Müde von Videokonferenzen? Zur Erinnerung: es geht auch jetzt um Arbeit. Und um Führungs-Arbeit. Gerne auch von zu Hause.

Müde von den vielen Videokonferenzen? Den besser oder schlechter ausgeleuchteten Gesichtern? Sehen und hören Sie derzeit auch ganzen Tag Talking Heads? Nach vielen Videokonferenzen immer noch das flaue Gefühl „We’re on a road to nowhere“?
Sorry, David Byrne.

Wie wäre es damit, nicht nur Gesichter zu sehen, sondern auch Arbeit und Ergebnisse?
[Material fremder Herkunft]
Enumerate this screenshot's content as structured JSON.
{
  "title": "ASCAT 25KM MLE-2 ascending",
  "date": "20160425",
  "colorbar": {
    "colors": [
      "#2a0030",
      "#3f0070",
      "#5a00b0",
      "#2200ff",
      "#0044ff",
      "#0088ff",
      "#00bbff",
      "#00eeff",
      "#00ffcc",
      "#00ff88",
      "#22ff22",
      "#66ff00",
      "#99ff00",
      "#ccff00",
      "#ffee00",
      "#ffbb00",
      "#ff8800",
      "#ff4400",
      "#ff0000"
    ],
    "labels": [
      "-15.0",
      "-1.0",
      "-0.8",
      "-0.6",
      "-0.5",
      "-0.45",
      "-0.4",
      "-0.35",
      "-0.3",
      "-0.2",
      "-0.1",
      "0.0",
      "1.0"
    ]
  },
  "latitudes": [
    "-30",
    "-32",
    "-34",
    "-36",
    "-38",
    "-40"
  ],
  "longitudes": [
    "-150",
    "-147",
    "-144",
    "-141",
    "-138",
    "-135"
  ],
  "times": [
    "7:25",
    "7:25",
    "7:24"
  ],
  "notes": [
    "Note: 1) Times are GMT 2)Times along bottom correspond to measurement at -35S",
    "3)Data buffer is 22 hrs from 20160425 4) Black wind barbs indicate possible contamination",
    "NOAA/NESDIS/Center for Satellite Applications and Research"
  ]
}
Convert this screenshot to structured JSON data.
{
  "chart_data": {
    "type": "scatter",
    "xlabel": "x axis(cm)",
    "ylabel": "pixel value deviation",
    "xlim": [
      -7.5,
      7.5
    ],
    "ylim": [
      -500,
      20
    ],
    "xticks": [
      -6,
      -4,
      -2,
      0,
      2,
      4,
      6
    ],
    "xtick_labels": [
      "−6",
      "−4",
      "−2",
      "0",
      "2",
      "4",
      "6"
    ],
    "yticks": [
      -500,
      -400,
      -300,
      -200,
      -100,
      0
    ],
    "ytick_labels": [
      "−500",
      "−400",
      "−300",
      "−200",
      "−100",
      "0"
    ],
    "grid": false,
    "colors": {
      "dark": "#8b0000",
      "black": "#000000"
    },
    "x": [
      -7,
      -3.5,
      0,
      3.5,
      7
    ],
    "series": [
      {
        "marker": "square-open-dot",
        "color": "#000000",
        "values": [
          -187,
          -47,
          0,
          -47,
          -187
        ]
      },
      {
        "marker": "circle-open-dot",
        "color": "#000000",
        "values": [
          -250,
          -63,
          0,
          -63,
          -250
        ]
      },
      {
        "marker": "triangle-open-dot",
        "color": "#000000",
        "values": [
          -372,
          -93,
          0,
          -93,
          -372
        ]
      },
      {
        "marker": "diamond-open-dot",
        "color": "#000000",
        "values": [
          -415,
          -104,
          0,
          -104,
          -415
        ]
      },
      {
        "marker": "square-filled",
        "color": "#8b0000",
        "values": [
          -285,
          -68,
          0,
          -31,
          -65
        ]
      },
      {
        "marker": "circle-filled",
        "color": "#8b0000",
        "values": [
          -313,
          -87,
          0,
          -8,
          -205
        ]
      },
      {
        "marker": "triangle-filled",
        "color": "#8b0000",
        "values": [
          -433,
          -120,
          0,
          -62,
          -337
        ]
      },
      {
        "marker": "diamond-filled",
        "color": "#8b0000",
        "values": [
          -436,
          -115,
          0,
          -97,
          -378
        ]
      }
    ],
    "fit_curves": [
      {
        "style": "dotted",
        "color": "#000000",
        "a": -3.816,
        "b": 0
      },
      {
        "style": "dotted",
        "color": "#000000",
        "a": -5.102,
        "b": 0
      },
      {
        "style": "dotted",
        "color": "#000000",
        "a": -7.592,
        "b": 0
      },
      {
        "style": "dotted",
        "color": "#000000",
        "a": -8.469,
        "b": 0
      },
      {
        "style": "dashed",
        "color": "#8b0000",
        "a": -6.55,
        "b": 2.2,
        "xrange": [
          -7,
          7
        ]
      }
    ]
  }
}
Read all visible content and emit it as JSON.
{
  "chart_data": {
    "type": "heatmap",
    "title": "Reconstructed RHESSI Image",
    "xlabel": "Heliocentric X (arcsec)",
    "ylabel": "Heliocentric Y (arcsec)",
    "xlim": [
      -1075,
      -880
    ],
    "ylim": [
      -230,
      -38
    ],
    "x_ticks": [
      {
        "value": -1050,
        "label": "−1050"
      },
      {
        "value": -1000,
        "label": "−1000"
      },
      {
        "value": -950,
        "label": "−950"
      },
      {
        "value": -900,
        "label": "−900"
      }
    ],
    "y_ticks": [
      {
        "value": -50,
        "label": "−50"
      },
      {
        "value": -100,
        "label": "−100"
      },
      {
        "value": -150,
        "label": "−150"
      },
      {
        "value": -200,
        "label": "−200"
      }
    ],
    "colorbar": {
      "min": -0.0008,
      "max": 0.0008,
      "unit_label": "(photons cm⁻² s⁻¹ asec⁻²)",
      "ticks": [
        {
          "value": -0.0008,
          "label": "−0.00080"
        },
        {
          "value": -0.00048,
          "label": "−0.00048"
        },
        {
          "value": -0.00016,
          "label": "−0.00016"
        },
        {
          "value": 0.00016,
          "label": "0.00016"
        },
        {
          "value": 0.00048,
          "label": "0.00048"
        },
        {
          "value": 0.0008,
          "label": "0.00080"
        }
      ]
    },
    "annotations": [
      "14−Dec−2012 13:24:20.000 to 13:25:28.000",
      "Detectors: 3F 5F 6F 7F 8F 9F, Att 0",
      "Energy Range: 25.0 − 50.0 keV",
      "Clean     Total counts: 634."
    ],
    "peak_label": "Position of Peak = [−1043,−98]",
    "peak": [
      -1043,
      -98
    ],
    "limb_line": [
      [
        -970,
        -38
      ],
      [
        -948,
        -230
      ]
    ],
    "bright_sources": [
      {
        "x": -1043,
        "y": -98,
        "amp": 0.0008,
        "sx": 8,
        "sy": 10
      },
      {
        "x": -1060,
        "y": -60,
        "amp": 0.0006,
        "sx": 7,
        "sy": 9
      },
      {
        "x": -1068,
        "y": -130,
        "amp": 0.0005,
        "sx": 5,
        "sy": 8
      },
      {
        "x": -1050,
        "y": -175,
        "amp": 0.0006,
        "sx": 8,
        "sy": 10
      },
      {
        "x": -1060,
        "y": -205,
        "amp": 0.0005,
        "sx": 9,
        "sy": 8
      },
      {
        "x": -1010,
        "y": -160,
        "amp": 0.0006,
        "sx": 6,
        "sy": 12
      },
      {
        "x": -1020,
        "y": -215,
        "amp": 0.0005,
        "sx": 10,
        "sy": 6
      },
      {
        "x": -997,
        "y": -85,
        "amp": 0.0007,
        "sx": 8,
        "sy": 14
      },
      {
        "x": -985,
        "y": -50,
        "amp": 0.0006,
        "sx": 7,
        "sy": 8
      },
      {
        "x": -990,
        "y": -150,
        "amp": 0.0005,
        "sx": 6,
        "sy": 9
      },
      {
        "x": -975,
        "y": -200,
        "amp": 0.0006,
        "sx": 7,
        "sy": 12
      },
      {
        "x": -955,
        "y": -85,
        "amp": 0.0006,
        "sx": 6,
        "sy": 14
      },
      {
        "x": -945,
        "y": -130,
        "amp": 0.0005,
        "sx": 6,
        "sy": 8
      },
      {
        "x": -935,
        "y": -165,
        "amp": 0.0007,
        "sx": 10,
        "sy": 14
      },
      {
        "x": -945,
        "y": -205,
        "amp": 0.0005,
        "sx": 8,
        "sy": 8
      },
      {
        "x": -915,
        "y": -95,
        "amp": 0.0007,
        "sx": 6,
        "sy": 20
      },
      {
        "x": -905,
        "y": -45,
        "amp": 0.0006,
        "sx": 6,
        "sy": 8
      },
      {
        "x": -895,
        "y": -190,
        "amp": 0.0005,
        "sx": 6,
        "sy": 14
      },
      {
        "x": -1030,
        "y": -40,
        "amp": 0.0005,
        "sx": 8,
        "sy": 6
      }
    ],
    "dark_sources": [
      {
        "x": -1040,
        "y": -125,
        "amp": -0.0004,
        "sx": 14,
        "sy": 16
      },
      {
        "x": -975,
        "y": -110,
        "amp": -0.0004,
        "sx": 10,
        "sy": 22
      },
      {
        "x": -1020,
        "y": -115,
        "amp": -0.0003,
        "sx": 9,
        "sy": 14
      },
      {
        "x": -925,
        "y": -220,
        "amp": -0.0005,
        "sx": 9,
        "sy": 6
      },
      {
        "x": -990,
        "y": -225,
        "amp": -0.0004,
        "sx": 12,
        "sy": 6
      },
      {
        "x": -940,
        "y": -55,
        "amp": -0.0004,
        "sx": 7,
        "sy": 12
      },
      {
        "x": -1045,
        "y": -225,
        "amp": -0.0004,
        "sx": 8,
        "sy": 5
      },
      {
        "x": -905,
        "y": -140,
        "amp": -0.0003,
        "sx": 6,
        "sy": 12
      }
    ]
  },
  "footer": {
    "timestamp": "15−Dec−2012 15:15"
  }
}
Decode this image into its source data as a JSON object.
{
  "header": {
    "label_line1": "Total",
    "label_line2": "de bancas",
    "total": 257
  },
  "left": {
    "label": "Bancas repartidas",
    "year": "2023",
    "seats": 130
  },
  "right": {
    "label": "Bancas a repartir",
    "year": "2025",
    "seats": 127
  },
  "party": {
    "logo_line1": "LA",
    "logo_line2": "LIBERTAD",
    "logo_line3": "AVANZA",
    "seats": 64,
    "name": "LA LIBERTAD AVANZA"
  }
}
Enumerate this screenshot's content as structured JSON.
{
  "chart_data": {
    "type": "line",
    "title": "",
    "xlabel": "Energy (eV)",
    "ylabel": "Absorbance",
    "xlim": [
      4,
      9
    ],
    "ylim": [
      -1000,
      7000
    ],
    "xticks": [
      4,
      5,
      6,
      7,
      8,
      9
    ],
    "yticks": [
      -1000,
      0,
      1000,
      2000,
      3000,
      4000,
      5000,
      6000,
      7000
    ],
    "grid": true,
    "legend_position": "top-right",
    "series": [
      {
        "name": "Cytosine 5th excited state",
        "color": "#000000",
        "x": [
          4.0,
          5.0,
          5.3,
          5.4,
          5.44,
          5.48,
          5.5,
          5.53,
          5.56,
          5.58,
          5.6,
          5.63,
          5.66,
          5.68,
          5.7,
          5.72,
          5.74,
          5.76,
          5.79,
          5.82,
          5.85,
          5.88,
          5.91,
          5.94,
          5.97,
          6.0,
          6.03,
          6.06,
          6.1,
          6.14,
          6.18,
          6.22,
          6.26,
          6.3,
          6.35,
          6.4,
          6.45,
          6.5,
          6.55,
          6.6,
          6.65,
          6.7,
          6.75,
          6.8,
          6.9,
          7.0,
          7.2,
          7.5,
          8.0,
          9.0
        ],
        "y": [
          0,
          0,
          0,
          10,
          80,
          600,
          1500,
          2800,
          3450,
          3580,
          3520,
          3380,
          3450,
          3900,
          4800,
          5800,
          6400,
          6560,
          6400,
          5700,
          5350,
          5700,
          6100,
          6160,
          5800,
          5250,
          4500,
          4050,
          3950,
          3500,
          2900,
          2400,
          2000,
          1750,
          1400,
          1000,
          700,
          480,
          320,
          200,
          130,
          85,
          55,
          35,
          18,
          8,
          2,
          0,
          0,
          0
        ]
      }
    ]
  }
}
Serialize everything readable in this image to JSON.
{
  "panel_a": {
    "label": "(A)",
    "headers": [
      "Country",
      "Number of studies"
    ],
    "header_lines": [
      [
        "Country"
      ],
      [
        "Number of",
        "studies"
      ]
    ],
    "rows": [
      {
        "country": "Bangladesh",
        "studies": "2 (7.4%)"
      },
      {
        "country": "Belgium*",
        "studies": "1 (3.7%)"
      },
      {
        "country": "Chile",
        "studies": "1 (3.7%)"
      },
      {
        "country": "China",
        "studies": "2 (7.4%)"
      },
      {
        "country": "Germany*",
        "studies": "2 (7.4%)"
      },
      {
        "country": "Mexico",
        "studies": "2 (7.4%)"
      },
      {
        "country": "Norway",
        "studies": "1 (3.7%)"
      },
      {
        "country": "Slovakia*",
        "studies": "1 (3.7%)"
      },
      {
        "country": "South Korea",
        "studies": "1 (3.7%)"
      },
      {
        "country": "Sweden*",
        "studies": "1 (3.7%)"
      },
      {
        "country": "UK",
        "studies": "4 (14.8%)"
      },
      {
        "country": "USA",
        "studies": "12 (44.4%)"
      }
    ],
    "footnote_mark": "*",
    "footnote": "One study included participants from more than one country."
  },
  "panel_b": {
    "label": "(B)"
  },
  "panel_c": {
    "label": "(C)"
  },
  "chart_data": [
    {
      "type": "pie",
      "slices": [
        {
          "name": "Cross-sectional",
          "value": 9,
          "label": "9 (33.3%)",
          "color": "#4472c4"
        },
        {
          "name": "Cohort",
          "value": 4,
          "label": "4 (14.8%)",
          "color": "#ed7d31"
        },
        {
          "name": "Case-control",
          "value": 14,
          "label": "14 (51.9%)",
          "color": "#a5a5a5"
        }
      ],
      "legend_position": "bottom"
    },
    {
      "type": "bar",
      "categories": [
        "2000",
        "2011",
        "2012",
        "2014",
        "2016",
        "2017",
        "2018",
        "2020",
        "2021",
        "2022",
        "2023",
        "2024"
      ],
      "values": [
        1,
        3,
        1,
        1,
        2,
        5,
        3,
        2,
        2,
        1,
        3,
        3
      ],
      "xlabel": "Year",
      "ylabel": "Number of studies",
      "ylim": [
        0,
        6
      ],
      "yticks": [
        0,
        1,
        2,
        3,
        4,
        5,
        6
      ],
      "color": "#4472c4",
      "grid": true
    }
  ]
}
Meistens ist der Blick ja nur auf Gesichter gerichtet. Vor allem auf das eigene: Sitzt man vorteilhaft? Ist man gut ausgeleuchtet? Sind die Bücher und Stofftiere gut im Bild, nicht allzu aufdringlich, aber doch sichtbar?

Wie wäre es damit, auch „Arbeit“ und Ergebnisse zu sehen? Warum wir statt auf „home office“ auf „home work“ fokussieren sollten, leider ist Hausarbeit schon (doppelt) besetzt.

Worte machen Welten: es geht um Arbeit, nicht um Büro. Wenn schon, dann „home office = zu Hause Arbeit tun“ (office, von lat. opificium, „Arbeit-tun“)

Wir werden derzeit alle zu Experten (oder zumindest zu “Experten”), wir beteiligen uns an hitzigen Gesprächen über geeignete Maßnahmen im Zusammenhang mit COVID-19, über Reproduktionszahlen und Herdenimmunität, können die Vorteile von Microsoft Teams und die Nachteile von zoom beschreiben, sind stolz, weil wir wissen, wie wir jemanden muten und anmuten können (“Moment, oder war das in 3CX so oder doch in meet.google?”). 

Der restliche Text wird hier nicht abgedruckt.